Abgeschnitten und abgehängt – Bürgerallianz aus Wusterwitz und Plaue kämpft für den Erhalt der Buslinie 560 in seiner Kernstruktur
Der Protest der „Bürgerallianz“ gegen die geplanten Fahrplanänderungen der Buslinie 560 ab 1. Juni im Amt Wusterwitz (BRAWO berichtete) geht in die nächste Runde.
Am Mittwoch waren Vertreterinnen der Initiative in der jüngsten Sitzung der Wusterwitzer Gemeindevertreter zugegen und nutzten die Einwohnerfragestunde, um ihr Anliegen zum Erhalt der Buslinie vorzutragen.
Initiatorin Peggy Hagen schilderte den Gemeindevertretern eindringlich, was der Fahrplanwechsel in seiner bisherigen Form für viele Einwohner der kleineren Ortschaften des Amtes Wusterwitz wie Woltersdorf, Bensdorf, Warchau und Gollwitz bedeuten würde: „Ab dem 1. Juni rollt hier ein Kahlschlag im Nahverkehr auf uns zu. Die Linie 560 wird rücksichtslos beschleunigt. Uns wird die neue Linie 563 als Ersatz verkauft, aber die Wahrheit ist: Unter der Woche klafft am hellichten Tag eine siebenstündige Lücke zwischen 8 und 15 Uhr, in der kein einziger Bus mehr fährt. Am Wochenende wird der Betrieb komplett eingestellt. Warchau und Gollwitz werden außerhalb der Schulzeiten vollständig von der Außenwelt isoliert. Und auch in Bensdorf und Woltersdorf bricht die verlässliche Struktur unseres Alltags weg“, appellierte sie an das Gremium.

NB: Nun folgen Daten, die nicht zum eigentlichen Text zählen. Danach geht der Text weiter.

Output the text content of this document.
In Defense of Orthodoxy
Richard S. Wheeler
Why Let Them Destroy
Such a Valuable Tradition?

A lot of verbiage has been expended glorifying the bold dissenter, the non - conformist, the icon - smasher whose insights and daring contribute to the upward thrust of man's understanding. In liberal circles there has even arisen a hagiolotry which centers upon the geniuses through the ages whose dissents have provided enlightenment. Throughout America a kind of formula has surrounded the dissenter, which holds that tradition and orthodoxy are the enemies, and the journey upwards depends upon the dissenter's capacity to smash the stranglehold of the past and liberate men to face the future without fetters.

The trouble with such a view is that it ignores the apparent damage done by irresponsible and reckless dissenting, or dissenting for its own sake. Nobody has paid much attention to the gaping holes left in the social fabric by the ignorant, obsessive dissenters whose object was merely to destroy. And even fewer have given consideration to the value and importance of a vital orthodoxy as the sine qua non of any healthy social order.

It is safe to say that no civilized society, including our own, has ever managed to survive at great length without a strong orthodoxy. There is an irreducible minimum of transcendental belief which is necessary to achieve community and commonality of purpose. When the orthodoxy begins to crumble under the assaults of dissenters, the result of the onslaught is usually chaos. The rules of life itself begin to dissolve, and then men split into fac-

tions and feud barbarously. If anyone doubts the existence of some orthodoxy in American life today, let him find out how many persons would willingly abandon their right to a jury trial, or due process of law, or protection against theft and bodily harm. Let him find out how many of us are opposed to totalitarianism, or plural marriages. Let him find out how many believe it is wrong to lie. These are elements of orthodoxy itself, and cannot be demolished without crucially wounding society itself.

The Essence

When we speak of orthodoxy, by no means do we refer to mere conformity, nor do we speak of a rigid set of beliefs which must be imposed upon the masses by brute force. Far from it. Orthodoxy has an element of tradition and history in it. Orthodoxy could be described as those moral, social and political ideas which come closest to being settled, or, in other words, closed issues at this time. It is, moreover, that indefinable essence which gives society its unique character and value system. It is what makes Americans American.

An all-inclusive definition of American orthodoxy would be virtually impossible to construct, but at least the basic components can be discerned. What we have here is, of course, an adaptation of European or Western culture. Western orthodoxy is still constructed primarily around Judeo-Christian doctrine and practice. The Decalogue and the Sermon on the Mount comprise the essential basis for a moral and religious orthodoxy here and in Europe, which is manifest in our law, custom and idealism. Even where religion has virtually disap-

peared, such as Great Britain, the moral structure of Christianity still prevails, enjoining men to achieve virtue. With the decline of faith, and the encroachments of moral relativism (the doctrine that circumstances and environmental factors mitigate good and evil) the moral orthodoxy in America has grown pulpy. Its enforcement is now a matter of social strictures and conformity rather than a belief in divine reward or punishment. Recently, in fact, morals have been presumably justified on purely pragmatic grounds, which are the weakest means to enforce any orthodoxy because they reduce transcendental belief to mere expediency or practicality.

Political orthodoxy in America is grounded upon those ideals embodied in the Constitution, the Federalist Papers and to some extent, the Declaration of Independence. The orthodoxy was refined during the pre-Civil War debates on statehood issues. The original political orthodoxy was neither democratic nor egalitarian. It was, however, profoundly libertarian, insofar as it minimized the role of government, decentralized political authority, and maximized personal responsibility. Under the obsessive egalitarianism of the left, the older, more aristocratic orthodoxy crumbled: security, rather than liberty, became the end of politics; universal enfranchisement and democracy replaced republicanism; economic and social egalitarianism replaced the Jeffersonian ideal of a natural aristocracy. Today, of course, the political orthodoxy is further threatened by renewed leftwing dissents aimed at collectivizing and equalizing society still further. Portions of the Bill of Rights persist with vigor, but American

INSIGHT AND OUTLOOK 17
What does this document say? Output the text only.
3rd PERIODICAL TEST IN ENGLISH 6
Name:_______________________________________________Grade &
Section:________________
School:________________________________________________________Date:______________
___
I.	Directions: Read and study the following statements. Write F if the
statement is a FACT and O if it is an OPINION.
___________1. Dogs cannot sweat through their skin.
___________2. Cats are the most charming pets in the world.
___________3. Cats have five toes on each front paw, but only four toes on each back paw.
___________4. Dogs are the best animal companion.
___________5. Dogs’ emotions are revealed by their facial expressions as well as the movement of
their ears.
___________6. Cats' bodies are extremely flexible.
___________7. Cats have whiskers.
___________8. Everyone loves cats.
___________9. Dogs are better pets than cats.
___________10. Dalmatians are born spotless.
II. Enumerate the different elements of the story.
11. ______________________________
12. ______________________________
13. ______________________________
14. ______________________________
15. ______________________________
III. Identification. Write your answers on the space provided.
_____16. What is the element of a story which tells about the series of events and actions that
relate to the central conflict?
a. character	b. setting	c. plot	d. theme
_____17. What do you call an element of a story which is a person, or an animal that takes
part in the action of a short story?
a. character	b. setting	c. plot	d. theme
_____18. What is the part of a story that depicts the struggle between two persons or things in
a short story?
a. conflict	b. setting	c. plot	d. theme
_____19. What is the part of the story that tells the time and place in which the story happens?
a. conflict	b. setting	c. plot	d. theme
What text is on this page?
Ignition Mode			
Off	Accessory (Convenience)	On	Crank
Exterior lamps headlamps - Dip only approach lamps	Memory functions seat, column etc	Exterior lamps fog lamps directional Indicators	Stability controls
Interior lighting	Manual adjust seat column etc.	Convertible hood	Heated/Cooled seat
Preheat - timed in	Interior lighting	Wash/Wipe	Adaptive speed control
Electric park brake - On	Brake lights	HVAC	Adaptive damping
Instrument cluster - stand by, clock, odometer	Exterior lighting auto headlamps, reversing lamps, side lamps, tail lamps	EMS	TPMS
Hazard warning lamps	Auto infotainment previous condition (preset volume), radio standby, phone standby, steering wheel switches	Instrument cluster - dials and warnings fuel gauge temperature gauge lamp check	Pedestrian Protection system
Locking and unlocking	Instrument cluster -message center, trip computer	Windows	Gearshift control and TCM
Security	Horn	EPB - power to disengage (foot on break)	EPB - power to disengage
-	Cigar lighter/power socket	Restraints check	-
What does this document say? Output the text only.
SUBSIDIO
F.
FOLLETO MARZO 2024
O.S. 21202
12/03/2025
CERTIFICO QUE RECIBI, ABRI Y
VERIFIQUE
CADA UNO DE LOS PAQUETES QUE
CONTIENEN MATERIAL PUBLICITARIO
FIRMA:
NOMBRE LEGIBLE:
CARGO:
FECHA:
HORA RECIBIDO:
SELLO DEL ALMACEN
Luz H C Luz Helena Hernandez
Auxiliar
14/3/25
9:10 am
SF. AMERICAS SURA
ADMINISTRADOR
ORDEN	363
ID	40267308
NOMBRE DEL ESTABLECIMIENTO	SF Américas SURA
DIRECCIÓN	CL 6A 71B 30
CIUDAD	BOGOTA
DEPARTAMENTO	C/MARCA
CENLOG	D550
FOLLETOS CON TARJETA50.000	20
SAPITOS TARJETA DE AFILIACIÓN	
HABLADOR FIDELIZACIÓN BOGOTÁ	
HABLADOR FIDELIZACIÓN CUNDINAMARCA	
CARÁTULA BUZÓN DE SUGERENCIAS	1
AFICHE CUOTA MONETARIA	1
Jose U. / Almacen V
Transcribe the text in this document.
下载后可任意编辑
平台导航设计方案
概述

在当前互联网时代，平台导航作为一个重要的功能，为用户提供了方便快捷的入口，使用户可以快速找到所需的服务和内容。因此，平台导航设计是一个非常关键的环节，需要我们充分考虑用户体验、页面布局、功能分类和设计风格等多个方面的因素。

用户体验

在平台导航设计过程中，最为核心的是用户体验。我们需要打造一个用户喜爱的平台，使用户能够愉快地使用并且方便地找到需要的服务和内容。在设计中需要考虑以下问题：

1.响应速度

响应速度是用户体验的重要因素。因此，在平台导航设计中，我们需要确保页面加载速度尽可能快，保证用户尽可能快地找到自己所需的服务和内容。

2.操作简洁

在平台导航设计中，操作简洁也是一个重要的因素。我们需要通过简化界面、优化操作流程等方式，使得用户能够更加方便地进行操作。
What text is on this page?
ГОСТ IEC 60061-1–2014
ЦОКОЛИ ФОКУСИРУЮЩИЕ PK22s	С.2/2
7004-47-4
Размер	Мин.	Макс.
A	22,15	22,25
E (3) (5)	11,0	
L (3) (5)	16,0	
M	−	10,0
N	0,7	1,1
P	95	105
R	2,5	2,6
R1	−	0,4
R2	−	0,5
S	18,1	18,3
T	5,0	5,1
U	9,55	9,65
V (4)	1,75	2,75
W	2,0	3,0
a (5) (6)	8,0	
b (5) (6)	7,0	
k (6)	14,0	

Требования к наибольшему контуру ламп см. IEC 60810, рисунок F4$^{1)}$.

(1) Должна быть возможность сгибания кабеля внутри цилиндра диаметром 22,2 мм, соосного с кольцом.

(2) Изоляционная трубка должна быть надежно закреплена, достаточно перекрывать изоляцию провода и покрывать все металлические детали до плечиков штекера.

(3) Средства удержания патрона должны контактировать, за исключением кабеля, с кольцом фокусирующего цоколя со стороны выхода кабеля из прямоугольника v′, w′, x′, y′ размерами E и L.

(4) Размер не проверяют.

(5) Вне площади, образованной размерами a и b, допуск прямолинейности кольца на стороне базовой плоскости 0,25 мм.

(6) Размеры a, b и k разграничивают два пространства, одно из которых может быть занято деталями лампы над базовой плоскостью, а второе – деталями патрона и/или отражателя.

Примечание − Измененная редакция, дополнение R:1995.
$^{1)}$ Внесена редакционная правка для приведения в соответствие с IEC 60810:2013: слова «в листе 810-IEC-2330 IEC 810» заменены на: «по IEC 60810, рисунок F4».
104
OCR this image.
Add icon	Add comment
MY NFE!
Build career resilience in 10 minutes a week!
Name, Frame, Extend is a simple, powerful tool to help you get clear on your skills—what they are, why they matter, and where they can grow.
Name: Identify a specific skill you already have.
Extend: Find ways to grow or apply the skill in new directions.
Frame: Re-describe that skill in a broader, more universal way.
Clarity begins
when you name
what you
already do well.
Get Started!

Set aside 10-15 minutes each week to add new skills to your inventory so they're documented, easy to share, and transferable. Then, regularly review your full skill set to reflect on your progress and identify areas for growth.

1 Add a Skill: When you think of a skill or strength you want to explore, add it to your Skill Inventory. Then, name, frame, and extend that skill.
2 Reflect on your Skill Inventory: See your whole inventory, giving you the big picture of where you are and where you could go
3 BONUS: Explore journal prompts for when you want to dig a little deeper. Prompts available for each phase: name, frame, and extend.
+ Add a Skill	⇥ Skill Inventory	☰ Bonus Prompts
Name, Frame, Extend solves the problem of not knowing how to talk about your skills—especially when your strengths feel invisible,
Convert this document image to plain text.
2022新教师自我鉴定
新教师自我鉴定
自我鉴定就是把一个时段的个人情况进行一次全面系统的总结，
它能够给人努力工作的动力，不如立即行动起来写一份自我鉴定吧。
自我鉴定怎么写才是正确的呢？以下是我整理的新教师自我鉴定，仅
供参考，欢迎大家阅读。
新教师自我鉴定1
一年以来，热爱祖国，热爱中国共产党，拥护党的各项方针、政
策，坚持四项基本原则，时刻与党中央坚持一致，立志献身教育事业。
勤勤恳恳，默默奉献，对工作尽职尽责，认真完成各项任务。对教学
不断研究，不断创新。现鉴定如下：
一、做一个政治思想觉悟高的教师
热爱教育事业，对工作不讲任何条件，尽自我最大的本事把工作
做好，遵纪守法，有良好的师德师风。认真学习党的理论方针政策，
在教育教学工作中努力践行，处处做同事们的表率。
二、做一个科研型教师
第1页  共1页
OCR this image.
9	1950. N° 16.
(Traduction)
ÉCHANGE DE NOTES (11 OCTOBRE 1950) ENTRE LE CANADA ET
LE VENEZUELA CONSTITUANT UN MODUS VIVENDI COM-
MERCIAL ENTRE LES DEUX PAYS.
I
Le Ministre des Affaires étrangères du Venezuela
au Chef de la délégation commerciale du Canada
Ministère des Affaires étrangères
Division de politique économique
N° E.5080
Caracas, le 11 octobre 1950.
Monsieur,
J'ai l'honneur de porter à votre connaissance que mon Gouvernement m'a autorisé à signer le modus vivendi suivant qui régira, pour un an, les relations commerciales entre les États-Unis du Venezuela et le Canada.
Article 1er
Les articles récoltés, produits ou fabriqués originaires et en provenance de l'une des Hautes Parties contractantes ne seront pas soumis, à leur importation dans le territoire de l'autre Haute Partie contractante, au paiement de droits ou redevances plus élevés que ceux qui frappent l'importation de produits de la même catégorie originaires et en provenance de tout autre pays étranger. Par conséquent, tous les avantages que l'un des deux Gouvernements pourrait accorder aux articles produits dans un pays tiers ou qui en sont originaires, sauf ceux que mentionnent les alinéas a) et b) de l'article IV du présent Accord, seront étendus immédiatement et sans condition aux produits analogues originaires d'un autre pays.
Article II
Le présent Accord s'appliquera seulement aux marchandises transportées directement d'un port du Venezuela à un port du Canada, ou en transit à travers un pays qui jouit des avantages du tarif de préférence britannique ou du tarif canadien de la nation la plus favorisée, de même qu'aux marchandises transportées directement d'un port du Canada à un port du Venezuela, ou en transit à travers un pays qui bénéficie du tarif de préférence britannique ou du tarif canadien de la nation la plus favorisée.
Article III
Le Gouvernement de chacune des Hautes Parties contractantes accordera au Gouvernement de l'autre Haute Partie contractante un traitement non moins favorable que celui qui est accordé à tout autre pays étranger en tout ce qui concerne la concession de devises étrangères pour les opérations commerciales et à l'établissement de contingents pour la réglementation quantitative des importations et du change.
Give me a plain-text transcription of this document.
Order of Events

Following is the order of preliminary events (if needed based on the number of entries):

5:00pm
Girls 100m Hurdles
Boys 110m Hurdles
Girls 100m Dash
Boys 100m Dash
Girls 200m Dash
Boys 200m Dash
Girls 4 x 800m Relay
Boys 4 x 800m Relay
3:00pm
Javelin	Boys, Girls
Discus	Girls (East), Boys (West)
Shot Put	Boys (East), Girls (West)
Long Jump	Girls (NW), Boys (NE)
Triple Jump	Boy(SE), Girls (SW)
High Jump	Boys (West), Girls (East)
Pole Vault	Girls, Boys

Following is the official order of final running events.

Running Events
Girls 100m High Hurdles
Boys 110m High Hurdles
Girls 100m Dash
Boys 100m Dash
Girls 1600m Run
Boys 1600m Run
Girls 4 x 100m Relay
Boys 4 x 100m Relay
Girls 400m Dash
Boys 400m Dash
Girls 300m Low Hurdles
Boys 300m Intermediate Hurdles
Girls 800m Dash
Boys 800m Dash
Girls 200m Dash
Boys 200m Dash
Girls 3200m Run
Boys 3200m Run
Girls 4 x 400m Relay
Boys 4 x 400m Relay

Der Verweis der Planer auf den Zug RE1 in Wusterwitz sei reine Theorie. Der Zug sei oft unpünktlich und für Senioren mit Rollator, mobilitätseingeschränkte Menschen und auch Eltern mit Kinderwagen sei das Umsteigen an den Schranken im Alltag nicht zumutbar. „Hier werden die Schwächsten in unseren Dörfern eiskalt abgehängt“, so der Vorwurf.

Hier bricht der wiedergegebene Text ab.